Earlier this week, Queen of Wands came to an end. The main character drove off to Boston and a new life. Speculation was rampant that she would join the regular cast of Something Positive, as there had been several past cross-overs between the strips. Well, yesterday that question was answered fairly definitively.
Now, if that was all there was -- random character killed off as a twisted sort of tribute -- then that would be funny enough. But then other cartoonists started to grab for the marble, most notably Straub of Checkerboard Nightmare. (Eric Burns at WebSnark -- an online comics commentator, how cool is that? -- has been tracking appearances, so see his site for more.)

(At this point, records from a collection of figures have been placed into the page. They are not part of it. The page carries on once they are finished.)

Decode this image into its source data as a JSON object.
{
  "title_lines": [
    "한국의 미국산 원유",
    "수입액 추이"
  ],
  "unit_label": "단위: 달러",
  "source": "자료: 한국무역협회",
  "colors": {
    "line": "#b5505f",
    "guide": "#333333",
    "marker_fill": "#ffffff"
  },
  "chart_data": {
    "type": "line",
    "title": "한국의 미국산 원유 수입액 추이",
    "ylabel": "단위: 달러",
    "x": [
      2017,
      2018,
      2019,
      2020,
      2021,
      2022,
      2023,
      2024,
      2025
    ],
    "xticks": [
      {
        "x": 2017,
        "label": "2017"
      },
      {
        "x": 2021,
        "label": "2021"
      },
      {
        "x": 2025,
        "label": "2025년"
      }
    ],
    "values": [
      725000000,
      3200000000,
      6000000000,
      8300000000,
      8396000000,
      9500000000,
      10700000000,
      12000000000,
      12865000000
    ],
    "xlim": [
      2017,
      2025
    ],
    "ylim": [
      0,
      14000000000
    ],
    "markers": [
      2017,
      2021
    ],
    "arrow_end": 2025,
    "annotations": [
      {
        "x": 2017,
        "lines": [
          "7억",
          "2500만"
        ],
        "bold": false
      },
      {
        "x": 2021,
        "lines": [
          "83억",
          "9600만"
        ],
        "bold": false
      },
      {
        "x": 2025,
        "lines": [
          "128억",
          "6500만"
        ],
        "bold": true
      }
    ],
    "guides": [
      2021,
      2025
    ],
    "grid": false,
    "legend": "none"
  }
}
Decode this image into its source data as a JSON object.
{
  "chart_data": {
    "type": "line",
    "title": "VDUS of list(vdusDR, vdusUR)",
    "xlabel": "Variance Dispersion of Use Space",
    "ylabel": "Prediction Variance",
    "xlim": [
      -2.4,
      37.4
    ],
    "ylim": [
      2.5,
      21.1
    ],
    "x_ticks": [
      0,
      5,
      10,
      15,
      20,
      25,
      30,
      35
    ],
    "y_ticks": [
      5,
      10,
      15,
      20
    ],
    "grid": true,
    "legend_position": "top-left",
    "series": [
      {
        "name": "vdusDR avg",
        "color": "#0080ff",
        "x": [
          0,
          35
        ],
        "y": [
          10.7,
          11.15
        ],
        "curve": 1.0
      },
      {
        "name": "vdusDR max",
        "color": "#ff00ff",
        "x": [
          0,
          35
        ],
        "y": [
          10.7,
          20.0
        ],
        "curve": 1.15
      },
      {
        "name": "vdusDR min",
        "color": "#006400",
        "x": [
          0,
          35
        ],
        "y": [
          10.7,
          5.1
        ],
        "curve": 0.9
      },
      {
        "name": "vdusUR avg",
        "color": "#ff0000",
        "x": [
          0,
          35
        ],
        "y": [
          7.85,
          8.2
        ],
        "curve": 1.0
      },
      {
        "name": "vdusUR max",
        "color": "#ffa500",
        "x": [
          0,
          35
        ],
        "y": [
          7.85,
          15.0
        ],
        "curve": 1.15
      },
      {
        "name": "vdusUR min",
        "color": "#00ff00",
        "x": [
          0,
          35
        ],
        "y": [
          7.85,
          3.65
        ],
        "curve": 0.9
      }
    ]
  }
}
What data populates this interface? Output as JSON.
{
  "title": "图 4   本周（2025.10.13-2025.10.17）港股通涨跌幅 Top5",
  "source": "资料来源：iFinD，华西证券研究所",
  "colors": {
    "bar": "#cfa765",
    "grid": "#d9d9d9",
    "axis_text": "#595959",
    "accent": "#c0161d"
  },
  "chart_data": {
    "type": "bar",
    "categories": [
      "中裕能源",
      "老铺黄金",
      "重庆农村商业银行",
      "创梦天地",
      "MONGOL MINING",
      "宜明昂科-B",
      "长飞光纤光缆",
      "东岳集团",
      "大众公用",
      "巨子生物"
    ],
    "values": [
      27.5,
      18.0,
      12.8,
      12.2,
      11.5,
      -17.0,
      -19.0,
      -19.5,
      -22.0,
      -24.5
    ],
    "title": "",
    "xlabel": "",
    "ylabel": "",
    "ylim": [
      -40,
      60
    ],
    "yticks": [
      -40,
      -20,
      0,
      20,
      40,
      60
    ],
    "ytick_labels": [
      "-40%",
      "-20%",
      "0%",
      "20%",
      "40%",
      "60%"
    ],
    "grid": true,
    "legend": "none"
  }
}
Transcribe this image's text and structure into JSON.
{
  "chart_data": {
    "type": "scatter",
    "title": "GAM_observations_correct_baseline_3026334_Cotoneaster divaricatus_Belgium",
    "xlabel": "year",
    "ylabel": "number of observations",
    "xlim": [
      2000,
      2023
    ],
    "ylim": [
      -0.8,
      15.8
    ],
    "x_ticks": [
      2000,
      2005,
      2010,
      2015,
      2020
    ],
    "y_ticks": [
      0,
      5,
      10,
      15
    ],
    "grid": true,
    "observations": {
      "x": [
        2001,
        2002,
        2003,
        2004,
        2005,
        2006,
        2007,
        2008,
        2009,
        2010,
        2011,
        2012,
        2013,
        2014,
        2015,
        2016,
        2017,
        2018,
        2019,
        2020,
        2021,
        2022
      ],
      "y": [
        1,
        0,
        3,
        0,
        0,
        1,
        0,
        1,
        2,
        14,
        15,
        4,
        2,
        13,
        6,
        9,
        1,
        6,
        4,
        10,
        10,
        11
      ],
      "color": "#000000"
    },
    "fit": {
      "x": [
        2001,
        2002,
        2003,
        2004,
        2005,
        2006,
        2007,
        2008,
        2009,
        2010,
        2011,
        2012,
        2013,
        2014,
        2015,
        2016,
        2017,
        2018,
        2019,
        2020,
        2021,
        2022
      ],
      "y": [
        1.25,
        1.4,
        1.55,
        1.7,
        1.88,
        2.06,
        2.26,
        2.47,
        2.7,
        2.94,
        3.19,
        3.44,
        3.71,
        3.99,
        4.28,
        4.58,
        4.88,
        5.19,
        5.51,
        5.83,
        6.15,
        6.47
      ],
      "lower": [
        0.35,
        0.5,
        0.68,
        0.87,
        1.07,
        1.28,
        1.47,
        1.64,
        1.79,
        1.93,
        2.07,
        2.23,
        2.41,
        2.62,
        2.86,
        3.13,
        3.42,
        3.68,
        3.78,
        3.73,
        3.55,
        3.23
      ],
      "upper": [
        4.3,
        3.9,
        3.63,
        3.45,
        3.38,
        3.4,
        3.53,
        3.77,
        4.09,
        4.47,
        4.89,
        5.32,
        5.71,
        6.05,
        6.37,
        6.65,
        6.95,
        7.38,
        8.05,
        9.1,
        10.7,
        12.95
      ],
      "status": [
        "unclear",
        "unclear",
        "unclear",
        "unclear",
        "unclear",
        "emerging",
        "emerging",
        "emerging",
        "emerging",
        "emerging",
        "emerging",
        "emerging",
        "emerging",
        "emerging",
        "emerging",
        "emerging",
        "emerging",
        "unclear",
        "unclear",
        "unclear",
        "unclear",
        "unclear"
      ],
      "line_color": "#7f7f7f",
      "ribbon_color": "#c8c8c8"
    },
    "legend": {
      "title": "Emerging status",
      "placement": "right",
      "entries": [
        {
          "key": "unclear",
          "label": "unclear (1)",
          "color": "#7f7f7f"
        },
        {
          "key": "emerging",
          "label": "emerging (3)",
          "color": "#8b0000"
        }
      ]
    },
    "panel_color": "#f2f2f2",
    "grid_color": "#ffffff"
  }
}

The cool part about this, and the part that reminds me of the marble game, is that most of the sightings so far have been in passing... that is, there's nothing happening that mightn't normally happen in the comic in question. Someone dies in the background; in Something Positive, that's not entirely unexpected. Vaporware kills a random pedestrian; this is entirely in character. The Kestrel references aren't the focus of the strips: they're clever, but not in some sense the point. And so -- if you read one of these "tribute" strips without knowing the background -- it's as though there's nothing strange going on.